The ComRAT malware is a remote administration tool and is used by the Turla hacker group. It was first spotted in November 2014. The Trula hacker group is active for more than ten years.
ComRAT malware also known as Agent.BTZ, the first version of it was released in 2007. It becomes infamous after it was used to breach the US military in 2008.
Turla’s operators known for maintaining a large arsenal of malware includes a rootkit, several complex backdoors aimed at different platforms, including Microsoft Exchange mail servers, and a large range of tools to enable pivoting on a network.
A new variant of ComRAT malware found by researchers in 2017 and it is active as recently as January 2020. Three targets were identified; two of them are ministries of Foreign Affairs and a national parliament.
The main use of the ComRAT malware is to steal confidential documents, in one such case researchers observed that “deployed a .NET executable to interact with the victim’s central MS SQL Server database containing the organization’s documents.”
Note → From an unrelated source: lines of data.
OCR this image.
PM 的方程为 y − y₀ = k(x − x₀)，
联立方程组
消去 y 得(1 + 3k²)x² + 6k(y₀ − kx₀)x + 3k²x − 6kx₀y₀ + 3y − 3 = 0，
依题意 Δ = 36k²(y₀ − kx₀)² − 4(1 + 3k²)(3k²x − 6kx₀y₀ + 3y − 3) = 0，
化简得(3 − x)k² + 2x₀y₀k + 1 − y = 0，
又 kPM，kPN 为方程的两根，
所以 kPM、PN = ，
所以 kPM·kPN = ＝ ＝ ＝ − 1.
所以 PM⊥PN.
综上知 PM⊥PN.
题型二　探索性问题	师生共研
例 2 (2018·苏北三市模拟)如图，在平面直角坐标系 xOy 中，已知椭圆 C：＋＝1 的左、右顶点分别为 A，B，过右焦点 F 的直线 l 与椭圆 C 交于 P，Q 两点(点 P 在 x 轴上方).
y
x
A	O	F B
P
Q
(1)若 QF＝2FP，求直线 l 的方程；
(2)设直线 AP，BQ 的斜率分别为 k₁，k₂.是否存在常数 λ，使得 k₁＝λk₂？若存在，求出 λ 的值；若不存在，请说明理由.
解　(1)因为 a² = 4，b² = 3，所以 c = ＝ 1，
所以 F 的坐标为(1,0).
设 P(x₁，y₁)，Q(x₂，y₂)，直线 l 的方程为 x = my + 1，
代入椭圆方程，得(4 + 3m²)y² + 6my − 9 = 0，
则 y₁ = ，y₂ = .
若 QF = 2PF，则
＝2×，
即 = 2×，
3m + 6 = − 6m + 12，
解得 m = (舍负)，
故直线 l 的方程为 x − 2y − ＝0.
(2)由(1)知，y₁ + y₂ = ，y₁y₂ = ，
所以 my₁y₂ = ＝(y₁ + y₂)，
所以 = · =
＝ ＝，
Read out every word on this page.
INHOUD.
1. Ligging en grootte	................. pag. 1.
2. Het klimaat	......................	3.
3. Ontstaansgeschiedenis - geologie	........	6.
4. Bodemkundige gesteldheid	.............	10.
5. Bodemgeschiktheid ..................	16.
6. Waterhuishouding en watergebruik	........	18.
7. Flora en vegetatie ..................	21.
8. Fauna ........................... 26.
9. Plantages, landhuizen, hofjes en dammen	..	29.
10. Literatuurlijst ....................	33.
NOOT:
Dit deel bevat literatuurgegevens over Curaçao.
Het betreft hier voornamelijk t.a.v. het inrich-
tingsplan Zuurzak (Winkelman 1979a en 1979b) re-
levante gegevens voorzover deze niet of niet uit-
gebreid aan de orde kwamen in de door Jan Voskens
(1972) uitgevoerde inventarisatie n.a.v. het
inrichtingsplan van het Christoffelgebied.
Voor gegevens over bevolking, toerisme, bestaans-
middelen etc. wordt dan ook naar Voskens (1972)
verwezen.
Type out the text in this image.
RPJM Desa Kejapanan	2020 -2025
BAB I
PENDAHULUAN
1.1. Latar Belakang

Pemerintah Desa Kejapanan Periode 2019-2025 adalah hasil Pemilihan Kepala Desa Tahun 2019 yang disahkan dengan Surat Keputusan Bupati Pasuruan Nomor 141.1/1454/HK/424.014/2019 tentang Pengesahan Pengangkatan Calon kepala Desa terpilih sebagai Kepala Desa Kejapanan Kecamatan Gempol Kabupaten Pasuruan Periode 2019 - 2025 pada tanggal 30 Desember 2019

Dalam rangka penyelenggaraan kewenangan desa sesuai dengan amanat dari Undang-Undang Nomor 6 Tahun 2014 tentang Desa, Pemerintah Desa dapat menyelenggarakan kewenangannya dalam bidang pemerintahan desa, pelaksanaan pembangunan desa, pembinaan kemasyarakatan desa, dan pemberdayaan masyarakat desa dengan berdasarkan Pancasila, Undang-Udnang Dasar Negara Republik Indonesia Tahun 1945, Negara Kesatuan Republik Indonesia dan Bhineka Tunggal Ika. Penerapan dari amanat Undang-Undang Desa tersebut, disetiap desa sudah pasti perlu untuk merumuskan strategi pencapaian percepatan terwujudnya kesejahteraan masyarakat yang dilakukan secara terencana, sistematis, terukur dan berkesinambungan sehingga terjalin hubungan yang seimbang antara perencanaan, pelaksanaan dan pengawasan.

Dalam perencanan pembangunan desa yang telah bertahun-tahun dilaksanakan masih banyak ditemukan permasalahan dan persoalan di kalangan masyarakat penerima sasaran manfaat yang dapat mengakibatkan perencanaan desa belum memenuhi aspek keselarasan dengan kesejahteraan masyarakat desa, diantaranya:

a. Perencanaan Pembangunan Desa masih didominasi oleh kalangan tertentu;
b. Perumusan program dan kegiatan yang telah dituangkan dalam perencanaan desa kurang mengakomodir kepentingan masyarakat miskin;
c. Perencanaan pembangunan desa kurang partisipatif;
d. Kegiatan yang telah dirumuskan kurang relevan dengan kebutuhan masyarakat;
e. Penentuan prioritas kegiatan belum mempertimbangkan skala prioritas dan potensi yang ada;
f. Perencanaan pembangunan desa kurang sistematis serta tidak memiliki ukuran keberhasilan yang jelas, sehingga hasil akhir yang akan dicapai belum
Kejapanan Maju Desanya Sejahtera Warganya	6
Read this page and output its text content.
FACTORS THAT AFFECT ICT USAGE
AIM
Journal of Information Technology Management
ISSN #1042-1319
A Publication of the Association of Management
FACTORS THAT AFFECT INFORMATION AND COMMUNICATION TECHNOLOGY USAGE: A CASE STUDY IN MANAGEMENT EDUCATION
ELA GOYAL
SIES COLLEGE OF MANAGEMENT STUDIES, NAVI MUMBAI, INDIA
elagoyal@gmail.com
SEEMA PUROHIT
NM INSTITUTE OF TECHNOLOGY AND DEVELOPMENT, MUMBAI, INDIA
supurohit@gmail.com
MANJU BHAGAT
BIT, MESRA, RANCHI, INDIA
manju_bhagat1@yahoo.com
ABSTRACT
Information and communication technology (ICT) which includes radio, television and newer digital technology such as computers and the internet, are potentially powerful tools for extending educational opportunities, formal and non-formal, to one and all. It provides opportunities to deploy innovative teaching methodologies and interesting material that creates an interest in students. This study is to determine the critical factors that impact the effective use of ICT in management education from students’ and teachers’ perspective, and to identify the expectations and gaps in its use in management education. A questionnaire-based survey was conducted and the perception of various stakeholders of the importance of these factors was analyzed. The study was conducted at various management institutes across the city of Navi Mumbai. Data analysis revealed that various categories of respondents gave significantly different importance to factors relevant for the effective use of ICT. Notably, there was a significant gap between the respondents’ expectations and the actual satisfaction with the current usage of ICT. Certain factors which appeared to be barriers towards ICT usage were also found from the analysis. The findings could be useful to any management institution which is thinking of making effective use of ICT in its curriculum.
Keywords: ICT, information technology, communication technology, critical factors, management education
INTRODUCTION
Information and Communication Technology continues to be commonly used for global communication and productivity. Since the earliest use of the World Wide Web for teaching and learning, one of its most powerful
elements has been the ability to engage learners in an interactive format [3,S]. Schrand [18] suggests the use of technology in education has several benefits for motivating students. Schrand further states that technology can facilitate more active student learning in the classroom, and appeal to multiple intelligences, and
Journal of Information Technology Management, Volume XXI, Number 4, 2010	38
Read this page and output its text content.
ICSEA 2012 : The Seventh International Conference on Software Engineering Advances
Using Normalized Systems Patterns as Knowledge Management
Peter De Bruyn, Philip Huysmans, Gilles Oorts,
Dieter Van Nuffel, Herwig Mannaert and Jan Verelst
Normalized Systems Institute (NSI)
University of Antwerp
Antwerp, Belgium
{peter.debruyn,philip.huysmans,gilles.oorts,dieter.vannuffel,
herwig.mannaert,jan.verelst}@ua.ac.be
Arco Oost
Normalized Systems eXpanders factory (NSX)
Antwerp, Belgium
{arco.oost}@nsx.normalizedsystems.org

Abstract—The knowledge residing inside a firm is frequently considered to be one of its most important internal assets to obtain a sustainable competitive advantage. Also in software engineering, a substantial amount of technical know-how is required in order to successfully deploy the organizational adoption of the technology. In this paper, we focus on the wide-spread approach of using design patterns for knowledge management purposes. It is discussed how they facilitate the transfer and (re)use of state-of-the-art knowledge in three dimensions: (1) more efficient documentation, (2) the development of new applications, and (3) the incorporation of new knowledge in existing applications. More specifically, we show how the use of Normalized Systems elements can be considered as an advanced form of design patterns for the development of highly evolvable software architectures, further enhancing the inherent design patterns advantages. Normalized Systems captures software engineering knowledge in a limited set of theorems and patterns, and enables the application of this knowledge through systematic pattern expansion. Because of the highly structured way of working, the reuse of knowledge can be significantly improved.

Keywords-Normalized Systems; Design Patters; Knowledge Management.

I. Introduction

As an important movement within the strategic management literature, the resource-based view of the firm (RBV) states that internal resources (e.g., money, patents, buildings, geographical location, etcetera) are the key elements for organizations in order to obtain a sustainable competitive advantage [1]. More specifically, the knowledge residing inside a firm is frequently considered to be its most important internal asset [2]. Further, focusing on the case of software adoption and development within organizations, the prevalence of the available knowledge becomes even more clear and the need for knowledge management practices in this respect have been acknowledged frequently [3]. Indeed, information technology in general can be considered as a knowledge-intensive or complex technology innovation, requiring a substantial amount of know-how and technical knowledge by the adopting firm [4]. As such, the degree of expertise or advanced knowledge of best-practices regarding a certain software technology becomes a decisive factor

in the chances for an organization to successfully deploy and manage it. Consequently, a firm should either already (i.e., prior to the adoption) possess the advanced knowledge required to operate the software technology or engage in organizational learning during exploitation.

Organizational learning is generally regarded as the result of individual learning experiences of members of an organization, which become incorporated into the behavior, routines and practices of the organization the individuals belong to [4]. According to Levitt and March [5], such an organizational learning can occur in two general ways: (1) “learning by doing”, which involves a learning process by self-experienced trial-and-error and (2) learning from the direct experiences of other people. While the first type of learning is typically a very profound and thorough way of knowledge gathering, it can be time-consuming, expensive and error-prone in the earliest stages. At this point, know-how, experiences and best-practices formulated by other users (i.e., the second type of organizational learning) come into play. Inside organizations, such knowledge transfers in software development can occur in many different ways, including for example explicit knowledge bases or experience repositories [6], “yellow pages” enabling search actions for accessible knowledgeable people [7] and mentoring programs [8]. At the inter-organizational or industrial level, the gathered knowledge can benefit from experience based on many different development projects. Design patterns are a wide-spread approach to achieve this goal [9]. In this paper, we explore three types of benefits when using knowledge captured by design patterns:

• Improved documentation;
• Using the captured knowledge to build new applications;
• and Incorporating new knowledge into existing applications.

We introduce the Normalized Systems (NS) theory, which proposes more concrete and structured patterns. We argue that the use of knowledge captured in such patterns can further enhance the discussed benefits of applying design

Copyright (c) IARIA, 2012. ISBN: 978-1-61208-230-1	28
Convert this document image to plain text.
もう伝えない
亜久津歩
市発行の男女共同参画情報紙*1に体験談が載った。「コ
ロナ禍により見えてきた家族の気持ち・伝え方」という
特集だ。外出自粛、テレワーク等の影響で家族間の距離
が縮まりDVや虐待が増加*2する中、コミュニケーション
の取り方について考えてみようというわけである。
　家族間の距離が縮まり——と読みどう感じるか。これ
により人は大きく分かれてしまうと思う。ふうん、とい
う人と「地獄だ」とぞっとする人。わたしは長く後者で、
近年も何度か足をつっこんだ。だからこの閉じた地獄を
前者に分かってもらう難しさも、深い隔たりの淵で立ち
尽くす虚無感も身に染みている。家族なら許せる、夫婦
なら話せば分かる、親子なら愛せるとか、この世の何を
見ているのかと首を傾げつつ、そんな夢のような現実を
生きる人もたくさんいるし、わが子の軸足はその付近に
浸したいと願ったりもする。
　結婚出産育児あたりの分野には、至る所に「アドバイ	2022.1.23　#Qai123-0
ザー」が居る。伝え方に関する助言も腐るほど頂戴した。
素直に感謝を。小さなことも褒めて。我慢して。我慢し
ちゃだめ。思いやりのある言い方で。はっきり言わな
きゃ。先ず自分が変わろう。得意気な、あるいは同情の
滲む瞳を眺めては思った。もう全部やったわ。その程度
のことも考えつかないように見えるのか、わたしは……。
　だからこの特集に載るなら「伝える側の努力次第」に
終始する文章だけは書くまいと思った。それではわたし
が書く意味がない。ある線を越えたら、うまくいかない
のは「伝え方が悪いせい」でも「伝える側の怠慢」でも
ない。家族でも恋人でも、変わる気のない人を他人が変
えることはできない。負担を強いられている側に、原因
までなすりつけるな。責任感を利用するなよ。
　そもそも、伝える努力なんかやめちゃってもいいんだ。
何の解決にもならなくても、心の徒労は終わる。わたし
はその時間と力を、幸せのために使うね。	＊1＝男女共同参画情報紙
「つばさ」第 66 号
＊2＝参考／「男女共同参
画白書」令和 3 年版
In addition to document stealing the hacker group runs various commands to gather information about services such as “Active Directory groups or users, the network, or Microsoft Windows configurations such as the group policies.”
The most recently compiled ComRAT malware dated November 2019, according to the ESET telemetry, the malware was installed using an existing foothold such as compromised credentials or via another Turla backdoor.
All the files associated with ComRAT are stored in a Virtual File System and the VFS is encrypted using AES-256 in XTS mode.
Two Command and Control channels
The most interesting feature with the new version of the malware uses the Gmail web UI to receive commands and exfiltrate data.
So that attackers can bypass some security solutions as the communication not from the malicious domains. Eset published a detailed report with Indicators of compromise.